Dr Valérie Masson-Delmotte, from the Laboratoire de Modélisation du Climat et de l’Environnement, Gif-sur-Yvette, France gave the SCAR Lecture on “Climate Change: an Antarctic Perspective” 

The text of her talk and copies of the slides were provided as ATCM XXIX IP 76. [Readers, I believe this lecture was given in 2006, but the data is still true.]

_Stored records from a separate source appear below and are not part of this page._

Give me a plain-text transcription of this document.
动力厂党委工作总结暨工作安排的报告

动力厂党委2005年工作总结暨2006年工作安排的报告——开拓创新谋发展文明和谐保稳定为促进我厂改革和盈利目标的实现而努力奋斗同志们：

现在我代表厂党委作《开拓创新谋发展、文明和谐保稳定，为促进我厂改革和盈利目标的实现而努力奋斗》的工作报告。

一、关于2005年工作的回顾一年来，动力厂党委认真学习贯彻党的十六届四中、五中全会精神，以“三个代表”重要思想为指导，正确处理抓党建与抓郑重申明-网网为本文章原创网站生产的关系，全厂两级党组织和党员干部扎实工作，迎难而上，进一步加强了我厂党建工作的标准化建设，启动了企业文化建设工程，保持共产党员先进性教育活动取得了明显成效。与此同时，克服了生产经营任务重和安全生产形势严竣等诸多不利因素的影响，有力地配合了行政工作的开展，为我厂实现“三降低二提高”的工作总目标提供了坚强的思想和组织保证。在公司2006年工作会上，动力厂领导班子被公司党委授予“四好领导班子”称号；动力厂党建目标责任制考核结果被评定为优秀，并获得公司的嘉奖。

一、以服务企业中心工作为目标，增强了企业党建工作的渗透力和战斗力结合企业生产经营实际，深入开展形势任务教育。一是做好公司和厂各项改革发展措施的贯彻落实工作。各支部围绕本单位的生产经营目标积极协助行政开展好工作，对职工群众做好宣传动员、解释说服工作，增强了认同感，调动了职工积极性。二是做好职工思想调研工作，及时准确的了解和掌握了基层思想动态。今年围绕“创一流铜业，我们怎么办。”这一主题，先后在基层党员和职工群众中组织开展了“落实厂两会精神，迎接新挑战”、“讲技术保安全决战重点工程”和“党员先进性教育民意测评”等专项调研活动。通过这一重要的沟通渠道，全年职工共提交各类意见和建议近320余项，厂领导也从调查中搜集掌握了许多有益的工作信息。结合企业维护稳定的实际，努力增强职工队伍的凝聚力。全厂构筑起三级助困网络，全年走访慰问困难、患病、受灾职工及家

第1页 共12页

The PowerPoint slides are available separately on the SCAR web site, at

Dr Masson-Delmotte explained that ice cores provide unique climate archives containing information on past climate and environmental changes at local, regional and global scales. The isotopic composition of the water trapped as ice allows us to estimate the past temperature of the Antarctic region. The chemical composition of the ice also includes information on dust and aerosols transported by the atmosphere, which help us to understand the extent of droughts and volcanic activity on surrounding continents. Finally, air bubbles trapped in the ice enable us to determine the composition and abundance of greenhouse gases in the atmosphere through time. Comparing the data from the present with those from the past enables us to determine the impact of human activities on the composition of the atmosphere. Comparison with the past record, and knowledge of the way in which the Earth receives radiation over periods of thousands of years during its orbit around the sun, suggests that the Earth today is in a long “interglacial”, which should last a further 30,000 years before the descent into a new ice age. The data from air bubbles trapped in the ice show that the present levels of the greenhouse gases methane and CO2 are considerably higher than anything experienced in the atmosphere of the last 650,000 years. These increases are entirely due to human activities (intensive agriculture and massive use of fossil fuels). Temperature is also increasing. The rate of increase in temperature over the past 100 years has taken place 25 times faster than any natural changes over the past 650,000 years.